Moody's reduces the assessment of the economic strength of Iraq by two points to ba2.. What does that meanMoody’s announced the downgrade of Iraq’s economic strength to “ba2″, and said that this assessment balances the size of the economy and the abundance of natural resources with the instability and turmoil of economic growth, weak infrastructure, and the economy’s lack of diversification.
The Corporation said, in a research paper that provides an annual analysis of Iraq’s creditworthiness, that the final assessment dropped Iraq’s economic strength rating by two points from the “baa3″ level, which reflects the damage to the country’s productive capacity and infrastructure through several years of armed conflicts, which weakened the competitiveness and resilience of the economy, impeded its ability to grow at a faster rate, and hindered diversification outside the oil and gas sector.

Moody’s also indicated the heavy dependence of Iraq’s economy on the oil sector, which accounted for 45% of the nominal GDP in 2021. Moody’s also expected that the country would not be able to return to the levels of economic output that prevailed before the Corona pandemic before 2024, despite the current recovery of the economy, and despite Iraq having one of the

largest economies in the Middle East and North Africa region with a nominal GDP of $ 264 billion in 2022. And she said, The growth of the economy is highly sensitive to oil production and prices, and is expected to decline sharply in 2023. Heavy dependence

While Moody’s estimates the growth of the Iraqi economy last year by 8.1%, supported by an increase in crude oil production by 12.7% to about 4.5 million barrels per day. It had expected the economy to grow at a slower rate than that in 2023-2024, with stable oil production rates and weak growth rates in the non-oil sector. It indicated that oil export revenues last year amounted to $115.6 billion (representing 44% of the gross domestic product), an increase of 53% over the previous year’s level.
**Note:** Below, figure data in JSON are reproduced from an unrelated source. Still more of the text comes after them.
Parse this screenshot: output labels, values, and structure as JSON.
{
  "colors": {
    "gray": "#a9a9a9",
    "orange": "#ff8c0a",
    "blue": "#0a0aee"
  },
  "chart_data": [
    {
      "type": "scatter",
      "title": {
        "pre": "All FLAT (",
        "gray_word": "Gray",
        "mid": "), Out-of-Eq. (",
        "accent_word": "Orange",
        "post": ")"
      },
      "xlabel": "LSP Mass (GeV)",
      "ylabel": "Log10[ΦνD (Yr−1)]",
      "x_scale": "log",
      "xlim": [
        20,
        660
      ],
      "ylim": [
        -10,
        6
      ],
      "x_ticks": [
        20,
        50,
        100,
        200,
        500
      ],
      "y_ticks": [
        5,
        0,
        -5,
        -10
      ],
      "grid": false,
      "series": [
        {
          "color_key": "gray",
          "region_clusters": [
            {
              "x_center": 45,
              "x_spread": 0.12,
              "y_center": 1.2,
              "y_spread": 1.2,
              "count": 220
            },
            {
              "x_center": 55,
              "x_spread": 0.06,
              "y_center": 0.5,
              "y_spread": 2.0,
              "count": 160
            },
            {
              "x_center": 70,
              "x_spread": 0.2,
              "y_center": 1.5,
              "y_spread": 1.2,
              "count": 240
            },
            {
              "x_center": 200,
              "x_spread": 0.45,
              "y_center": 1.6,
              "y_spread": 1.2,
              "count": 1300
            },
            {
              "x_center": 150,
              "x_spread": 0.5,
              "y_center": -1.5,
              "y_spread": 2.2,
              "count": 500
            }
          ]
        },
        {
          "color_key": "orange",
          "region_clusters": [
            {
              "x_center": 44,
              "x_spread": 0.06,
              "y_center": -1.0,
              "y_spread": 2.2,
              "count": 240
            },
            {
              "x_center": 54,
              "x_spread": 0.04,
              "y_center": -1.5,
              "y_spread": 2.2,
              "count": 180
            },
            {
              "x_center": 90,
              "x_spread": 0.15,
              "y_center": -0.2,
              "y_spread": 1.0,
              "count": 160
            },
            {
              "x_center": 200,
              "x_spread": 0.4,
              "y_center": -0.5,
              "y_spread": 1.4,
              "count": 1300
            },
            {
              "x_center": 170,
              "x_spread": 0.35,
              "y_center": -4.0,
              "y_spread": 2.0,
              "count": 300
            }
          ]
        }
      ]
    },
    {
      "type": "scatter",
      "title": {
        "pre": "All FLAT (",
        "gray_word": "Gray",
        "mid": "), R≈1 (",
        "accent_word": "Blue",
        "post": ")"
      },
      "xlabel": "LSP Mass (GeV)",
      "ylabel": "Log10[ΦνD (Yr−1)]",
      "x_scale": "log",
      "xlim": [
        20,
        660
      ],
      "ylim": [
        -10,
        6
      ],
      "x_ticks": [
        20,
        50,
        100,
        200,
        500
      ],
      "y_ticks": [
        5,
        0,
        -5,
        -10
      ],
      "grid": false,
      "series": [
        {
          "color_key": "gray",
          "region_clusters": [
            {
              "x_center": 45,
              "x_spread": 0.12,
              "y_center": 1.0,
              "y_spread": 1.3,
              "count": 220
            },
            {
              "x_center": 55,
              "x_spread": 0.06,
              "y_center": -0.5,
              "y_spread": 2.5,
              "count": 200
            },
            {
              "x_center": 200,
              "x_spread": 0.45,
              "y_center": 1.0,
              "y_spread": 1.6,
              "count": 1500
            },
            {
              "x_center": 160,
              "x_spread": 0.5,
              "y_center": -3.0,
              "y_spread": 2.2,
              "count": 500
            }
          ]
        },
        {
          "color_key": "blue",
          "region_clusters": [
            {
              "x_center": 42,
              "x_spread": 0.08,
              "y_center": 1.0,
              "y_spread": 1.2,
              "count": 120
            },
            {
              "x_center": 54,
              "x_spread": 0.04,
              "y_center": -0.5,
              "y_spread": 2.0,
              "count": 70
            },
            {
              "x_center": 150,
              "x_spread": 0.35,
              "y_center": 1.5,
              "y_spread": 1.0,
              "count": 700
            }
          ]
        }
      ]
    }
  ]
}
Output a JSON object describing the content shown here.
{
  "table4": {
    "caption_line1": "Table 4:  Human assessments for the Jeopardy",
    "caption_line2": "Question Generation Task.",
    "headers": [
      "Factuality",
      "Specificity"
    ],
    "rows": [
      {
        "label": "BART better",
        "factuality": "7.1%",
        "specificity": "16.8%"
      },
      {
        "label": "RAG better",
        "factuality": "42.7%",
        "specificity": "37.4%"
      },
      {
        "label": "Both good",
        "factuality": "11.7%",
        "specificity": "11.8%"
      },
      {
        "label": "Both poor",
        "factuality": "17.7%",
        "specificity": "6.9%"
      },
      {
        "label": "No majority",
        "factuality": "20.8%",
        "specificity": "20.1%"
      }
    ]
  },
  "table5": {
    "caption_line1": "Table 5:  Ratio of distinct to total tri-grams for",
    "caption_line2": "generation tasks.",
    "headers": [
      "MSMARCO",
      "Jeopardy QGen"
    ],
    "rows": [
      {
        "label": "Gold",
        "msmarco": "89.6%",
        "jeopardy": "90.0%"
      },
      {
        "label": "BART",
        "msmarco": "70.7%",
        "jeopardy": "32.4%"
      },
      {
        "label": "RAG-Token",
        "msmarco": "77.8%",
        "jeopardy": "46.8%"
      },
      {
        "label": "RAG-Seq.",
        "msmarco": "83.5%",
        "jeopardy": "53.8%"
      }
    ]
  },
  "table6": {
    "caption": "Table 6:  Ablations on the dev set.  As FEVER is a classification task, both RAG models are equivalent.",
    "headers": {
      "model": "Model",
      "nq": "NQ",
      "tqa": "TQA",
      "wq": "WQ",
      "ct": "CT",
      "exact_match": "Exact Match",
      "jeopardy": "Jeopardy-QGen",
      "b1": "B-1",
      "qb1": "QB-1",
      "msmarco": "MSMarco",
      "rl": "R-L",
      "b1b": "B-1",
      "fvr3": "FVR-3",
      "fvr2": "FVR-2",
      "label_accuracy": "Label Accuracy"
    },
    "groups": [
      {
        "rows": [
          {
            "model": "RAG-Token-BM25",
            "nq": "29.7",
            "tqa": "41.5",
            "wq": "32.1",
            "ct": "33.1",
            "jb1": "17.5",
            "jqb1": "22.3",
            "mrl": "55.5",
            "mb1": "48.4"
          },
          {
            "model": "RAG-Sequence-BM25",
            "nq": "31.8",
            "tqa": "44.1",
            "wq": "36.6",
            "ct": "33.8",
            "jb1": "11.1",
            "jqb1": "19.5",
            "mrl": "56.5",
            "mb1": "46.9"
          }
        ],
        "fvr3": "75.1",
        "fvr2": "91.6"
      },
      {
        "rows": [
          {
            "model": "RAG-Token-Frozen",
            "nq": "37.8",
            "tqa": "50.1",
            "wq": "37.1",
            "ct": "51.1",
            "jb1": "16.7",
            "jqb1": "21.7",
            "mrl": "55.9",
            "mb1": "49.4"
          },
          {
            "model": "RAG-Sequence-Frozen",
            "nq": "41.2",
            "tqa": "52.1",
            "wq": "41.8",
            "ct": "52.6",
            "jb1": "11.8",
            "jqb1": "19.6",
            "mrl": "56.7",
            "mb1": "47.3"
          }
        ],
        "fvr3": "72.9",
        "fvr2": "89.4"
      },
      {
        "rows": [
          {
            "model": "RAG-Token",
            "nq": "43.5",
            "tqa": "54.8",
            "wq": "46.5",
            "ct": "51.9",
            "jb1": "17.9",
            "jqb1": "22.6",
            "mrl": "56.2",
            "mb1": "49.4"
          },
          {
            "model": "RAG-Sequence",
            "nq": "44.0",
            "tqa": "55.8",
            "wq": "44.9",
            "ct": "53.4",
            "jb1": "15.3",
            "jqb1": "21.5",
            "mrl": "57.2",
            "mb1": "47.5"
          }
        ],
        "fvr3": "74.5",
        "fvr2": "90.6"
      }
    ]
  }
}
The Corporation expected a decline in real GDP growth in Iraq to less than 2% this year, despite the possibility of a recovery in the non-oil sector, supported by public spending until 2024. Iraq will voluntarily reduce its oil production by 211 thousand barrels per day, starting from May until the end of 2024, according to OPEC agreements in April and May

.

The country’s oil exports were also disrupted in the second quarter of this year due to the disruption of a pipeline between the ports of Kirkuk and Ceyhan, which transported oil field exports from northern Iraq to Turkey.